Found and ordered a couple of these, is it the right one for the arachnid?









						Mini 8-Way Rotary Selector Switch - SP8T
					

When you need a lot of options, you need a Mini 8-Way Rotary Selector Switch. This is basically a single-pole to 8-throw switch. As you rotate the knob around, the middle pin will make  ...




					www.adafruit.com
				




Thanks!


----------



## Nostradoomus (May 9, 2020)

Yes


----------



## bschobs (May 9, 2020)

Good deal! Thanks!


----------



## bschobs (May 9, 2020)

Now if I can just find that crystal with small bear bearing closed... ?


----------



## Robert (May 9, 2020)

bschobs said:


> Now if I can just find that crystal with small bear bearing closed... ?











						32.768 kHz Crystal Cylender 3 x 8 mm
					

KDS - Get It Fast - Same Day Shipping




					www.taydaelectronics.com
				




Here's the 3.3V regulator too:








						L78L33ACZ 78L33 + 3.3V Voltage Regulator IC
					

SGS THOMSON - Get It Fast - Same Day Shipping




					www.taydaelectronics.com


----------



## bschobs (May 9, 2020)

Thanks!
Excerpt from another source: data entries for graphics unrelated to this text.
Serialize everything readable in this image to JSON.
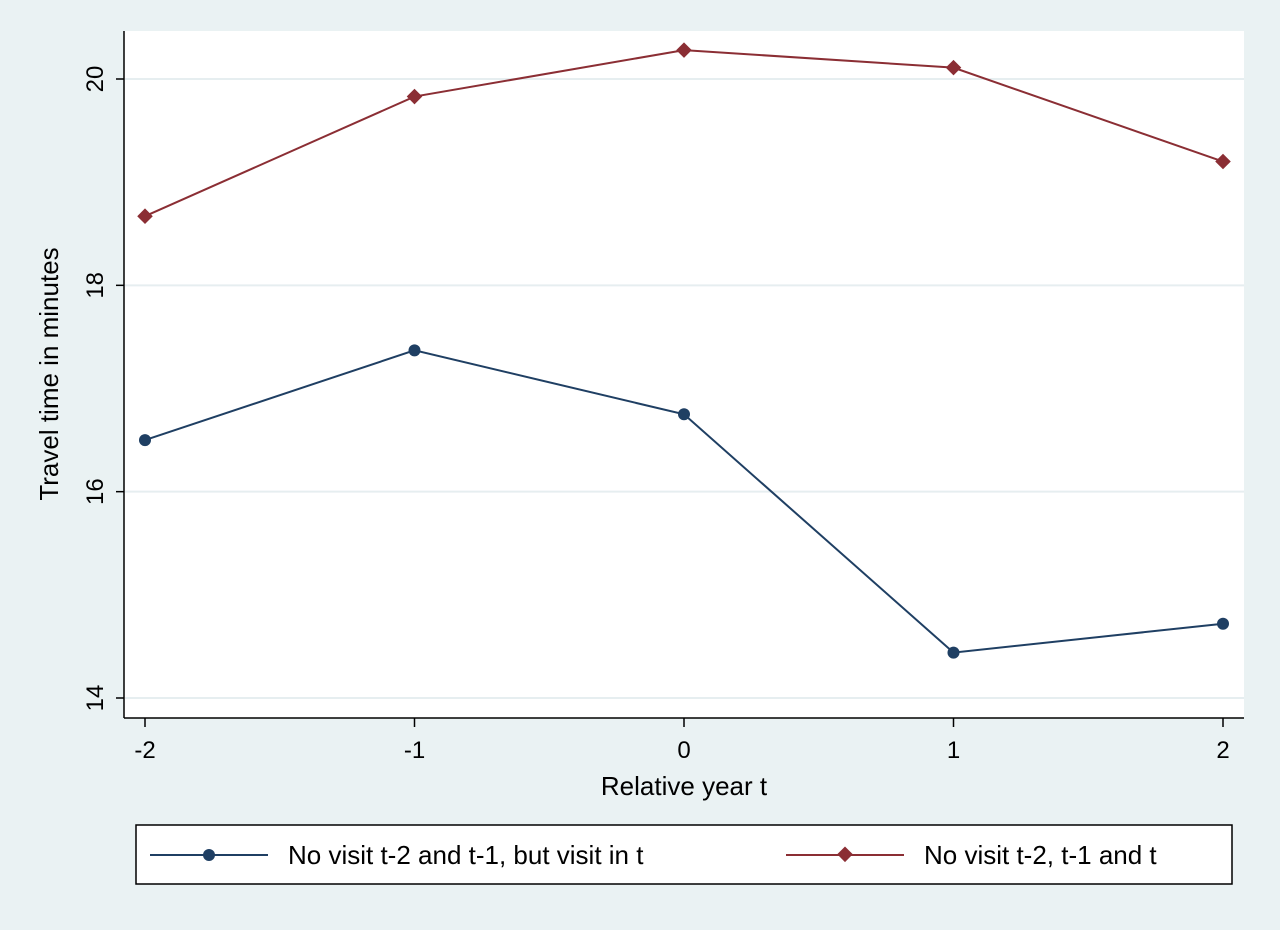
{
  "chart_data": {
    "type": "line",
    "title": "",
    "xlabel": "Relative year t",
    "ylabel": "Travel time in minutes",
    "x": [
      -2,
      -1,
      0,
      1,
      2
    ],
    "x_tick_labels": [
      "-2",
      "-1",
      "0",
      "1",
      "2"
    ],
    "xlim": [
      -2,
      2
    ],
    "ylim": [
      14,
      20
    ],
    "y_ticks": [
      14,
      16,
      18,
      20
    ],
    "y_tick_labels": [
      "14",
      "16",
      "18",
      "20"
    ],
    "grid": true,
    "legend_position": "bottom",
    "series": [
      {
        "name": "No visit t-2 and t-1, but visit in t",
        "values": [
          16.5,
          17.37,
          16.75,
          14.44,
          14.72
        ],
        "color": "#1f3f63",
        "marker": "circle"
      },
      {
        "name": "No visit t-2, t-1 and t",
        "values": [
          18.67,
          19.83,
          20.28,
          20.11,
          19.2
        ],
        "color": "#8b2e34",
        "marker": "diamond"
      }
    ]
  }
}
Do you think the quality on the Tayda crystal is ok?


----------



## phi1 (May 9, 2020)

It’s worked fine for me a few times.


----------



## Ratimus (May 12, 2020)

Heads up - Adafruit is now sold out, but these folks have them: https://www.robotshop.com/en/mini-8-way-rotary-selector-switch-sp8t.html


----------



## steelplayer (May 12, 2020)

Thanks for the heads-up on robotshop.com! 
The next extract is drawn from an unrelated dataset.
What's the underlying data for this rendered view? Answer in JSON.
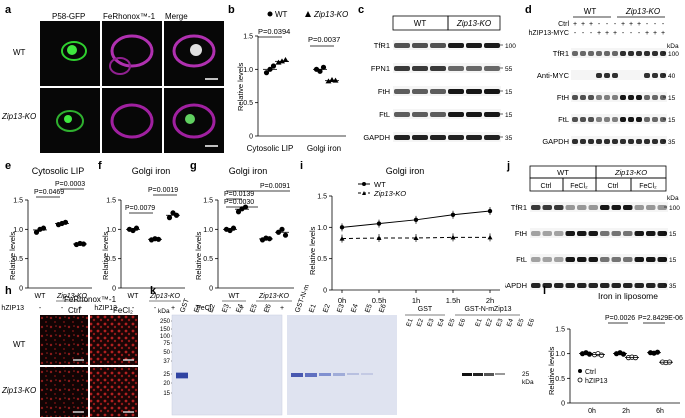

Heads-up: Was able to get a couple, but they're out of stock as well -- resupply expected June 1.


----------



## Robert (May 16, 2020)

The 1P8T and 2P4T rotary switches arrived today, just have to get them counted in the morning then they'll be available.


----------



## Gordo (May 16, 2020)

THIS is great news.  Will be watching the store like a hawk and also gives me a cheezy excuse to pick up a few new projects...


----------



## Robert (May 16, 2020)

The 1P8T, 2P4T, and 1/4" jacks are available now.


----------



## Kroars (Jun 6, 2020)

Ratimus said:


> Heads up - Adafruit is now sold out, but these folks have them: https://www.robotshop.com/en/mini-8-way-rotary-selector-switch-sp8t.html


Thank you so very much for the heads up!!! Just ordered a handful from RS!!!


----------



## mstrat (Jun 7, 2020)

bschobs said:


> Thanks! Do you think the quality on the Tayda crystal is ok?



I've used it many times without a problem.


----------



## Makemoremusic (Oct 24, 2021)

Random aside, does anybody know off hand what size knobs would fit on this? There’s no description on the small bear page.


----------



## Paradox916 (Oct 24, 2021)

bschobs said:


> Thanks! Do you think the quality on the Tayda crystal is ok?


I believe you could also use a clock module In place of the crystal it’s appropriate for your application, if I’m not mistaken.


----------



## phi1 (Oct 24, 2021)

Makemoremusic said:


> Random aside, does anybody know off hand what size knobs would fit on this? There’s no description on the small bear page.


Regular set screw 6.35mm knobs fit it, that’s what I always use.  Not sure if any knurled shaft pots press onto it.


----------



## Dan M (Oct 24, 2021)

Mouser stocks them too (I don’t remember that being true last year):



			https://www.mouser.com/ProductDetail/Adafruit/2925?qs=%2Fha2pyFaduh07FuJIQU8QfmJrDjjs0%252BN%252BKzEZsSr3VUAtdnxSWUurw%3D%3D


----------